In the month or so since I announced my intention to move more, we had a juggernaut of a snowstorm here on the East Coast. Perhaps you experienced that, too? Ironically, the snowstorm was good for my walking plan. Over the wintry weekend, I walked more than 25,000 steps (definitely above average) — and it was exhilarating!
Of course, those two days were the exception to the rule, but I'd say my efforts have been at least moderately successful. And I've learned some important lessons, too.
On the Saturday of Winter Storm Jonas, while my kids were playing outside and my husband was shoveling, I started walking. I wanted to see what was going on in my neighborhood — and I wanted to try out my new boots. I wound up walking down one of our busier streets, which was eerily free of cars. I texted my husband, and asked if he wanted a cappuccino from our favorite coffee shop. By the time I arrived, the place was packed, I was covered in the white stuff, and it was awesome — so awesome that I repeated my trek on Sunday, after the snow had stopped and everyone was digging out.
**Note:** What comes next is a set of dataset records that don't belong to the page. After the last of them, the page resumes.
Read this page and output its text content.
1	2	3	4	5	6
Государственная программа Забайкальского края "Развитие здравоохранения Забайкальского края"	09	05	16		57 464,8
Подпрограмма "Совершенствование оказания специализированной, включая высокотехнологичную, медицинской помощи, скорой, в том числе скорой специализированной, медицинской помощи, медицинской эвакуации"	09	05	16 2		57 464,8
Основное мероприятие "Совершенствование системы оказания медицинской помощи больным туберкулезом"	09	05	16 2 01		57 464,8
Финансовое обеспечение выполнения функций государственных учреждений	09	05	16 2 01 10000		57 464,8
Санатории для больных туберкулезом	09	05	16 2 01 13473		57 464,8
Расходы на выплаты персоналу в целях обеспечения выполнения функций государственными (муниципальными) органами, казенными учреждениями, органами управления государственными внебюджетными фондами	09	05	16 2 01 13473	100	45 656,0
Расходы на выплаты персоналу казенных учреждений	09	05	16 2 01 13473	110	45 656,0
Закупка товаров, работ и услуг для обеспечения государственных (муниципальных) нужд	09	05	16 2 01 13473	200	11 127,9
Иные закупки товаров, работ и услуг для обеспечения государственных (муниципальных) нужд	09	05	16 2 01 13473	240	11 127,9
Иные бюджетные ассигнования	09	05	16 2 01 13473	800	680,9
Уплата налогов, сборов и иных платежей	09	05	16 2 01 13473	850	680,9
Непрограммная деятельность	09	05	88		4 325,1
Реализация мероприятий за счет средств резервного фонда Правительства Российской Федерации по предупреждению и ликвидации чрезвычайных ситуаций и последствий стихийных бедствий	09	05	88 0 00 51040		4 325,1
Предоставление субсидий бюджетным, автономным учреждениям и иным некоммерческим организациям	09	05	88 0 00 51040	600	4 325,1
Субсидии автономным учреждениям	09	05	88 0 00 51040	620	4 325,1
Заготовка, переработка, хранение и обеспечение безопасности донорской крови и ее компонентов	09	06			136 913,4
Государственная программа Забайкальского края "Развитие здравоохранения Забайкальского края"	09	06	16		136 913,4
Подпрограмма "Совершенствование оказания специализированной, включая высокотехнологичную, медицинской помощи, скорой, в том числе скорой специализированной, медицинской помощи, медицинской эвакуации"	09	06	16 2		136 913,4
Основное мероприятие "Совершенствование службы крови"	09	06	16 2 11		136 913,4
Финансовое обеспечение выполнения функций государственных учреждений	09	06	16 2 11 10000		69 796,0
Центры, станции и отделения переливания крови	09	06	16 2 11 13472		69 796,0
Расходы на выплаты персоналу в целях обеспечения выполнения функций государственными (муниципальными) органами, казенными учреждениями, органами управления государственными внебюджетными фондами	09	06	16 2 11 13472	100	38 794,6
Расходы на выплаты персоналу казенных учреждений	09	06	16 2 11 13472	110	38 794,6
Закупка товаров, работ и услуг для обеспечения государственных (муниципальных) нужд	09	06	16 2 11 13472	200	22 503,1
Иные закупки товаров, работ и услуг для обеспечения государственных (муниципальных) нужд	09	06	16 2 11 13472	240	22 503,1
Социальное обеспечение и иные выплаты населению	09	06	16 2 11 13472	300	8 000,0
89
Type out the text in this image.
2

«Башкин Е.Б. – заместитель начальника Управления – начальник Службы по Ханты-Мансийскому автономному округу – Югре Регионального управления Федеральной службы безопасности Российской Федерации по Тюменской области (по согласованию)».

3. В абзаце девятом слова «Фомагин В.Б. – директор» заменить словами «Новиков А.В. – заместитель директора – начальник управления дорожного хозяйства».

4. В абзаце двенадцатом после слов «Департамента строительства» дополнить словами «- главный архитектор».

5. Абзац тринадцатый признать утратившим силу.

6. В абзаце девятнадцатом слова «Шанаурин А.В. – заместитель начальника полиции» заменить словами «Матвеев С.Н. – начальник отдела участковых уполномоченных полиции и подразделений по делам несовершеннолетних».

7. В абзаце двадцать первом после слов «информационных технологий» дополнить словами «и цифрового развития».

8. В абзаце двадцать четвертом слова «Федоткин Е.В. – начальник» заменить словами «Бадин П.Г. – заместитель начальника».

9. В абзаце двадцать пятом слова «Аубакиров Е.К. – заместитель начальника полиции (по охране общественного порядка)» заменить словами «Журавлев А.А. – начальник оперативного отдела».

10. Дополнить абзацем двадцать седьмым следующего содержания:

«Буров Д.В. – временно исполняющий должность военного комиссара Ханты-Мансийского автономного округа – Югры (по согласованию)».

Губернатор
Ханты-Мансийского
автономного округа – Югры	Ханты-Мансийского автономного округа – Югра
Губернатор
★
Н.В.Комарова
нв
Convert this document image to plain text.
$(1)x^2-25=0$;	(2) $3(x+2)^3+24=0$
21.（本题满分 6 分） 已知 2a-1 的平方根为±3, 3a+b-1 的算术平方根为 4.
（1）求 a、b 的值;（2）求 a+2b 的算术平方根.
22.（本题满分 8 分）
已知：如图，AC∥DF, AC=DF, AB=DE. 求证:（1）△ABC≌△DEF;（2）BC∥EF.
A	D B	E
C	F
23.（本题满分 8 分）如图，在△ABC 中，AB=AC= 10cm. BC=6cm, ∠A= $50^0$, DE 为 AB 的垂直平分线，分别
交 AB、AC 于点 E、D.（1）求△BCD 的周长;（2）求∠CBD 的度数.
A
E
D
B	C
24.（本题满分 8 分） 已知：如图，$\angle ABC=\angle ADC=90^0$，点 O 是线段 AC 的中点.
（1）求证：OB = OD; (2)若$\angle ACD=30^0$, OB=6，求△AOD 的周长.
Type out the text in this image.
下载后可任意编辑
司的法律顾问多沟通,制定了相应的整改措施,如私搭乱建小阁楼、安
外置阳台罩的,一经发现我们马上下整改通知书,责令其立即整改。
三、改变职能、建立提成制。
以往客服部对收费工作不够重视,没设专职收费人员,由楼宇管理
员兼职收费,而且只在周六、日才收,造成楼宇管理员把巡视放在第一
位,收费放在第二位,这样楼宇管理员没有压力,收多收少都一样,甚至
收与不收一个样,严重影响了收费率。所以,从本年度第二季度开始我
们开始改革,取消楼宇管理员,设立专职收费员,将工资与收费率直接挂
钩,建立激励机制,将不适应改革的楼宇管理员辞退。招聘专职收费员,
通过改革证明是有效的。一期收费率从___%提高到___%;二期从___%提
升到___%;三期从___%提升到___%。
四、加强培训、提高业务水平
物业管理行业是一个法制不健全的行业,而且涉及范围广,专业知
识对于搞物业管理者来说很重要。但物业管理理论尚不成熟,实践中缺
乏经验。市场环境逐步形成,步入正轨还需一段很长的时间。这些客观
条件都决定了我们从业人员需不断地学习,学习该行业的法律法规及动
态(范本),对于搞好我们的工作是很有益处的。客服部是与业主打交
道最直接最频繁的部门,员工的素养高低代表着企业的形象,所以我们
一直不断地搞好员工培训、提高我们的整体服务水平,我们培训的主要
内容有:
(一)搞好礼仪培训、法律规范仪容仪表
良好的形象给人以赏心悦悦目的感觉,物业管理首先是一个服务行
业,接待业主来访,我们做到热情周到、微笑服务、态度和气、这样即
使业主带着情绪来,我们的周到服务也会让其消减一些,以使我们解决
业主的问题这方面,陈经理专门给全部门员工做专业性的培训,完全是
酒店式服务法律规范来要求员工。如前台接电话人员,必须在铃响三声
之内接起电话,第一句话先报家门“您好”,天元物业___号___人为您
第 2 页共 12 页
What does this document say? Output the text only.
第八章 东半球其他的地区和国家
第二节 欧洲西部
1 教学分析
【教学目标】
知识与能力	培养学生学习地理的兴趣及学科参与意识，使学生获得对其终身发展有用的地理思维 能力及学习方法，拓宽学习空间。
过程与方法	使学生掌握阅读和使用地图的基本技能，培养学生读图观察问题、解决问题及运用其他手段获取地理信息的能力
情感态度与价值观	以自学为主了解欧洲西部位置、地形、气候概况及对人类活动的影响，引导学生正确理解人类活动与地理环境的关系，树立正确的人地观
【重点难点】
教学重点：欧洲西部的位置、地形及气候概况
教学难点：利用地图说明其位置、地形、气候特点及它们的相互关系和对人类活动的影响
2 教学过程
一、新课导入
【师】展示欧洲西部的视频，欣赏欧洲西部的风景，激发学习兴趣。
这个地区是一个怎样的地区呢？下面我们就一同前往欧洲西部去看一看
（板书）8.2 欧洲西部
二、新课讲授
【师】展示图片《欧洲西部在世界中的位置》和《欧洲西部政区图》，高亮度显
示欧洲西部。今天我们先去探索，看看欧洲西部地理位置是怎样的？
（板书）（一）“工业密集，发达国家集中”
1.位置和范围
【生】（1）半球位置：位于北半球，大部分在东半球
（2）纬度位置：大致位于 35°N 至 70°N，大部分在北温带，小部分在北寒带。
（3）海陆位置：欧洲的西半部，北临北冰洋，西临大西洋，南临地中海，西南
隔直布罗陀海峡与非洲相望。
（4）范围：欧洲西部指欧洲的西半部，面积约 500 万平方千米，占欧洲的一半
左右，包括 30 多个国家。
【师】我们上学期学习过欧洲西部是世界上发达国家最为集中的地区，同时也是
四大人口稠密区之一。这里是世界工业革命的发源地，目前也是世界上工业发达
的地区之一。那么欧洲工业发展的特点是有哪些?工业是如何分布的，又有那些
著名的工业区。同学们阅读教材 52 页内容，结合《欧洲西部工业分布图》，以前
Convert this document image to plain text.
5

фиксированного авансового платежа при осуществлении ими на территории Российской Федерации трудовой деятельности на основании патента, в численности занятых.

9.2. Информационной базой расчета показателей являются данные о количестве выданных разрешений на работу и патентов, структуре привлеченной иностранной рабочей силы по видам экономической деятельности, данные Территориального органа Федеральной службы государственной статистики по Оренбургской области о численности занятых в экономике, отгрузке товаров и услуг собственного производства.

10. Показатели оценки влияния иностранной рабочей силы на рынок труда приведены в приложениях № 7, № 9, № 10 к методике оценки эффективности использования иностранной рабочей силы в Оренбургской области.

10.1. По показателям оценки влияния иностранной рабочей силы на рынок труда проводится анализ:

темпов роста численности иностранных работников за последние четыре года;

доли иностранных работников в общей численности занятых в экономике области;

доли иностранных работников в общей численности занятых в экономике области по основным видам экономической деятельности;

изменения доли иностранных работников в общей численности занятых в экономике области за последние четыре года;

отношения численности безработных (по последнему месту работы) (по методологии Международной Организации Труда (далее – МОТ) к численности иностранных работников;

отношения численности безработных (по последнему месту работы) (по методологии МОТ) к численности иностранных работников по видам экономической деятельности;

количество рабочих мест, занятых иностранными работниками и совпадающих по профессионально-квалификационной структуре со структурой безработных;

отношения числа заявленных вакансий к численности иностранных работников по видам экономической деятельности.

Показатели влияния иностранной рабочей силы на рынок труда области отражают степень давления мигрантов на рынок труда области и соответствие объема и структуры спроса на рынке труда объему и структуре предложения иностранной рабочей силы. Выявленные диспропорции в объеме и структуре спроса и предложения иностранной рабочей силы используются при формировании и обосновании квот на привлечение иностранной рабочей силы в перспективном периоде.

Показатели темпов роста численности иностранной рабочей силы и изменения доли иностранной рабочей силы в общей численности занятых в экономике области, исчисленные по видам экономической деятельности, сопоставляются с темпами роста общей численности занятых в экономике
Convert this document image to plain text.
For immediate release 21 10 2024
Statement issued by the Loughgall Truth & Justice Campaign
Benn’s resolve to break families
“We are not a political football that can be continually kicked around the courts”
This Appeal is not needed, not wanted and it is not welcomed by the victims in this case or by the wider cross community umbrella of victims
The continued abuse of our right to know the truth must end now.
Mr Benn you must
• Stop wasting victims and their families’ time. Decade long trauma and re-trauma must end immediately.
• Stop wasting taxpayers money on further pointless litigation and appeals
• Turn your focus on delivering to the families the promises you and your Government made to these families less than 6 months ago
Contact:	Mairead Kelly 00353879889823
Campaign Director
The blizzard reminded me that, even though I went back to the gym (where they are still playing Barefoot Contessa incessantly and the Wi-Fi connection is still wonky), I prefer walking outside to walking on the treadmill. As a general rule, I like to keep active and busy and I find that in January, there's a mental battle between my need for down time and introspection after the holiday season, and the inevitable onset of cabin fever, precipitated more often than not by precipitation. And taking a stroll outside helps mediate those two extremes.
My micro-resolution has also provided a keen opportunity to be kinder to myself. When we have to put too much effort into something, to really force it, it can backfire. Changes can be challenging (even small ones like this) — and let's face it, sometimes the weather and life's schedules don't want to cooperate. Just committing to the goal and making it happen whenever feasible feels, to me at least, like a victory to be celebrated.
One more note on the subject of sleep: So far, moving more — five days on a good week; three days at minimum — hasn't had the positive, relaxing impact I had hoped it would. But these things take time. For now, I'm just trying to pay attention to how I'm feeling and to remind myself that tomorrow is, as they say, is another day.